Еще одно важное противоречие между подходом Аристотеля и тем, который сформировался в науке позднее: первый – качественный, второй – количественный. Современная физика, даже в простейшем школьном виде, – количественная. Ученики, изучающие физику на базовом уровне, знают, что автомобиль, движущийся со скоростью шестьдесят миль в час, ежесекундно преодолевает восемьдесят восемь футов. Они знают, что, если уронить яблоко, его скорость каждую секунду падения будет возрастать на двадцать две мили в час. Они производят математические вычисления – например, сила, с которой ваша спина воздействует на спинку кресла, когда вы в него плюхаетесь, на долю секунды может составлять тысячи фунтов. В физике Аристотеля и близко ничего такого не было. Напротив, он шумно жаловался на философов, пытавшихся превратить философию в математику[129].
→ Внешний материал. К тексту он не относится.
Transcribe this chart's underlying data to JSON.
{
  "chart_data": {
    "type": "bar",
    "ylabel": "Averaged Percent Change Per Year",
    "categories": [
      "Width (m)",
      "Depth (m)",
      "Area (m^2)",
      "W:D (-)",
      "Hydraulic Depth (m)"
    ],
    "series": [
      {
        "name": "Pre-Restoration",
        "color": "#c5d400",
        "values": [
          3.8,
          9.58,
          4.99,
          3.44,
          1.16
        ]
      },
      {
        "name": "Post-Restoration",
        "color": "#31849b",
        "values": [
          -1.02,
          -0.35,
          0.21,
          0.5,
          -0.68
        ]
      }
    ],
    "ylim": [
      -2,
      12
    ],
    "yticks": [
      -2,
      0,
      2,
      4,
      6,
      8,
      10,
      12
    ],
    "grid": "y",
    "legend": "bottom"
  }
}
Во дни Аристотеля любая попытка сделать из натурфилософии количественные исследования была, конечно, затруднена состоянием знания в древней Греции. У Аристотеля не было ни секундомера, ни часов с секундной стрелкой, не сталкивался он и с представлением событий в понятиях их точной продолжительности. Кроме того, сферы алгебры и арифметики, потребные для обращения с подобными данными, развились не больше, чем во времена Фалеса. Как мы уже говорили, знаки плюса, минуса и равенства еще не были изобретены, не существовало и системы чисел или же представления о «милях в час». Однако в XIII веке и после ученые чего-то добились в количественной физике благодаря инструментам и математике ненамного сложнее античных, и потому это не единственные препятствия науке уравнений, измерений и численных предсказаний. Важнее тут другое: Аристотеля, как и всех прочих, попросту не интересовали количественные описания.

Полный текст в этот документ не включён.